Laura se trasladó a la ciudad de México cuando tenía 16 años. «Me alojé con una tía lesbiana -cuenta- y allí comencé a impregnarme de muchas ideas y a experimentar un fuerte rechazo a la Iglesia Católica».A los 18 años comenzó a tener relaciones sexuales, pensando que no pasaba nada si un día quedaba embarazada: «aborto y ya está». Efectivamente, quedó embarazada y decidió abortar. «Pero con mi bebé –dice- murieron todas mis ilusiones. Creo que ese día yo me asesiné, me hundí en un infierno de tristeza y vi destruido mi proyecto de vida». Durante veinte años no dejó de ir de un psicólogo a otro y cuando oía llorar a un bebé sentía un dolor interminable y una tristeza espantosa. Cayó en todo: en la brujería, en el vacío, en la soledad. «No encuentro palabras para explicarlo».

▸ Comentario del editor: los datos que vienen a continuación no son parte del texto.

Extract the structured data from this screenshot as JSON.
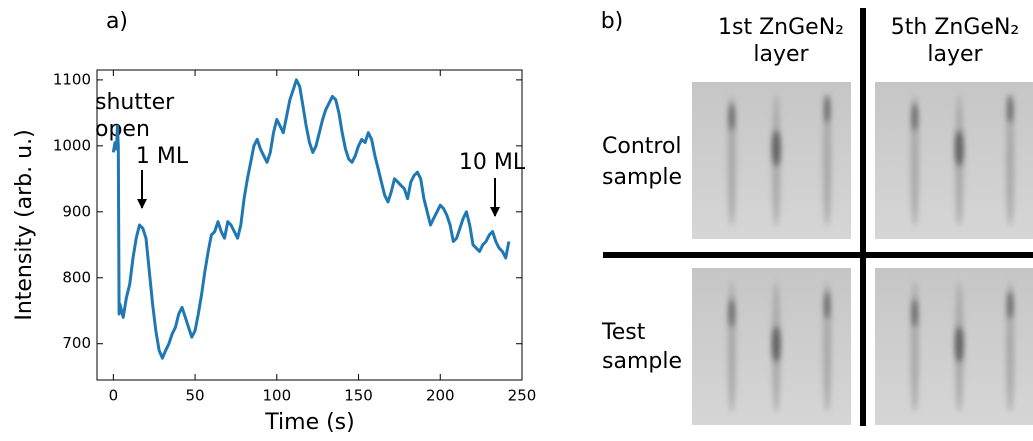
{
  "chart_data": {
    "type": "line",
    "panel_label": "a)",
    "xlabel": "Time (s)",
    "ylabel": "Intensity (arb. u.)",
    "color": "#1f77b4",
    "xlim": [
      -10,
      250
    ],
    "xticks": [
      0,
      50,
      100,
      150,
      200,
      250
    ],
    "ylim": [
      645,
      1115
    ],
    "yticks": [
      700,
      800,
      900,
      1000,
      1100
    ],
    "annotations": [
      "shutter",
      "open",
      "1 ML",
      "10 ML"
    ],
    "x": [
      0,
      1,
      2,
      2.5,
      3,
      3.5,
      4,
      6,
      8,
      10,
      12,
      14,
      16,
      18,
      20,
      22,
      24,
      26,
      28,
      30,
      32,
      34,
      36,
      38,
      40,
      42,
      44,
      46,
      48,
      50,
      52,
      54,
      56,
      58,
      60,
      62,
      64,
      66,
      68,
      70,
      72,
      74,
      76,
      78,
      80,
      82,
      84,
      86,
      88,
      90,
      92,
      94,
      96,
      98,
      100,
      102,
      104,
      106,
      108,
      110,
      112,
      114,
      116,
      118,
      120,
      122,
      124,
      126,
      128,
      130,
      132,
      134,
      136,
      138,
      140,
      142,
      144,
      146,
      148,
      150,
      152,
      154,
      156,
      158,
      160,
      162,
      164,
      166,
      168,
      170,
      172,
      174,
      176,
      178,
      180,
      182,
      184,
      186,
      188,
      190,
      192,
      194,
      196,
      198,
      200,
      202,
      204,
      206,
      208,
      210,
      212,
      214,
      216,
      218,
      220,
      222,
      224,
      226,
      228,
      230,
      232,
      234,
      236,
      238,
      240,
      242
    ],
    "values": [
      990,
      1005,
      995,
      1030,
      1000,
      745,
      760,
      740,
      770,
      790,
      830,
      860,
      880,
      875,
      860,
      810,
      760,
      720,
      690,
      678,
      690,
      700,
      715,
      725,
      745,
      755,
      740,
      725,
      710,
      720,
      745,
      775,
      810,
      840,
      865,
      870,
      885,
      870,
      860,
      885,
      880,
      870,
      860,
      880,
      920,
      950,
      975,
      1000,
      1010,
      995,
      985,
      975,
      990,
      1020,
      1040,
      1030,
      1020,
      1045,
      1070,
      1085,
      1100,
      1090,
      1060,
      1030,
      1005,
      990,
      1000,
      1020,
      1040,
      1055,
      1065,
      1075,
      1070,
      1050,
      1020,
      995,
      980,
      975,
      985,
      1000,
      1010,
      1005,
      1020,
      1010,
      985,
      965,
      945,
      925,
      915,
      930,
      950,
      945,
      940,
      935,
      920,
      945,
      955,
      960,
      950,
      920,
      900,
      880,
      890,
      900,
      910,
      905,
      895,
      880,
      855,
      860,
      875,
      890,
      900,
      880,
      850,
      845,
      840,
      850,
      855,
      865,
      870,
      855,
      845,
      840,
      830,
      855
    ]
  },
  "panel_b": {
    "panel_label": "b)",
    "columns": [
      "1st ZnGeN₂",
      "layer",
      "5th ZnGeN₂",
      "layer"
    ],
    "rows": [
      "Control",
      "sample",
      "Test",
      "sample"
    ]
  }
}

Años más tarde se casó y fue a vivir a otra ciudad. Al lado de su nueva casa había una iglesia y el sonar de las campanas y el canto de los fieles penetraba por la ventana. Durante mucho tiempo siguió sin entrar en ella. «Cansada de la vida, decidí entrar en el templo y confesarle al sacerdote todo lo que me estaba ocurriendo. En ese momento me regresó la paz, porque el sacerdote me enseñó a perdonarme a mí misma». De la mano de Dios, su vida ha ido cambiando poco a poco y hoy es una mujer casada, tiene un hijo de cinco años y vive feliz con su marido, que también la ha ayudado en su recuperación. Hace unos días sintió rabia cuando leyó «la declaración de una mujer que decía: Dejad que las mujeres aborten en paz. ¡Qué tontería! No saben a dónde están conduciendo a las mujeres».

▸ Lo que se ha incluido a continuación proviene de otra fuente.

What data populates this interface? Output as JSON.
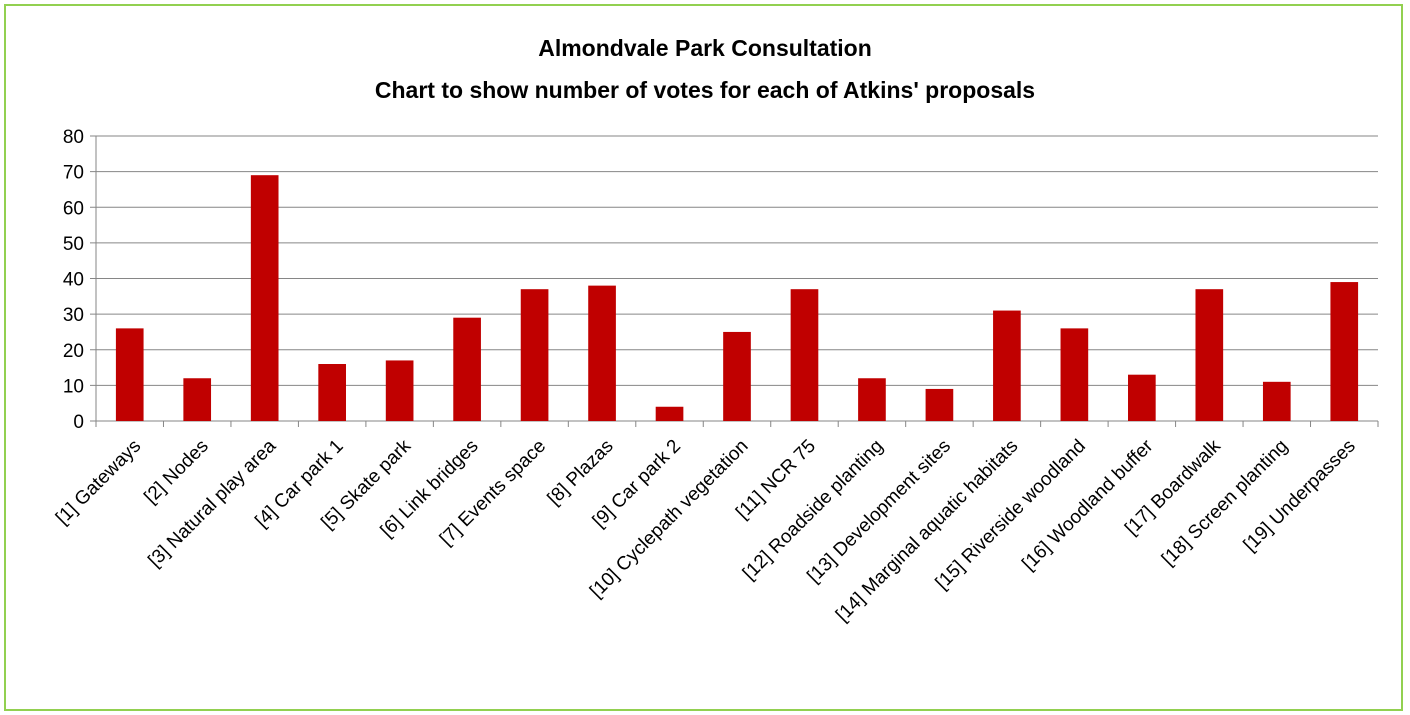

Antonio tenía un buen empleo y una familia. Empezó a beber por alternar y terminó haciéndose esclavo de la barra de los bares. La convivencia matrimonial se deterioró «y mis borracheras hacían de mi hogar un verdadero infierno». Trabajaba como jefe de área en una multinacional, pero su progresiva dependencia del alcohol le hizo perder el puesto de trabajo. Al poco, le abandonó su esposa. Poco a poco fue perdiendo los amigos. Un buen día, le cortaron la luz por falta de pago. «Mi única ilusión era conseguir una botella de vino y me acostaba pensando de dónde sacaría cien pesetas para conseguir un litro de vino peleón». No pisaba una iglesia desde hacía más de veinte años. Una noche llegó borracho como de costumbre a casa. «Tenía un crucifijo en mi habitación, lo miré y aquella noche me arrodillé y llorando le dije: “Si tú no me sacas de este pozo yo no puedo salir”».
Unos días más tarde, una mujer del barrio a la que no conocía, se le acercó y le dijo: “Jesús te ama”. Él se lo tomó a broma y pensó: «¿Cómo puede Jesús quererme a mí con la vida que llevo y riéndome de todas esas cosas de iglesia?» Siguieron hablando y a los pocos días le llevó a un grupo de oración de la Renovación Carismática. «Un día me confesé, después de tantos años. Pero no podía comulgar, no me había perdonado a mí mismo. Más tarde ya lo hice» Siguió participando en el grupo y poco a poco su vida se fue normalizando. Cayó gravemente enfermo pero Dios se sirvió de la enfermedad como «de palanca para dejar definitivamente la bebida». Hace ya 16 años que no prueba el alcohol. «Veo, concluye, que el Señor actúa en nuestras vidas diariamente. A Él le debo que me sacara del pozo. Por eso, animo a los que tengan problemas de bebida que acudan al médico que puede curarles: Jesús». Como decía al principio: dos casos tan impresionantes como esperanzadores.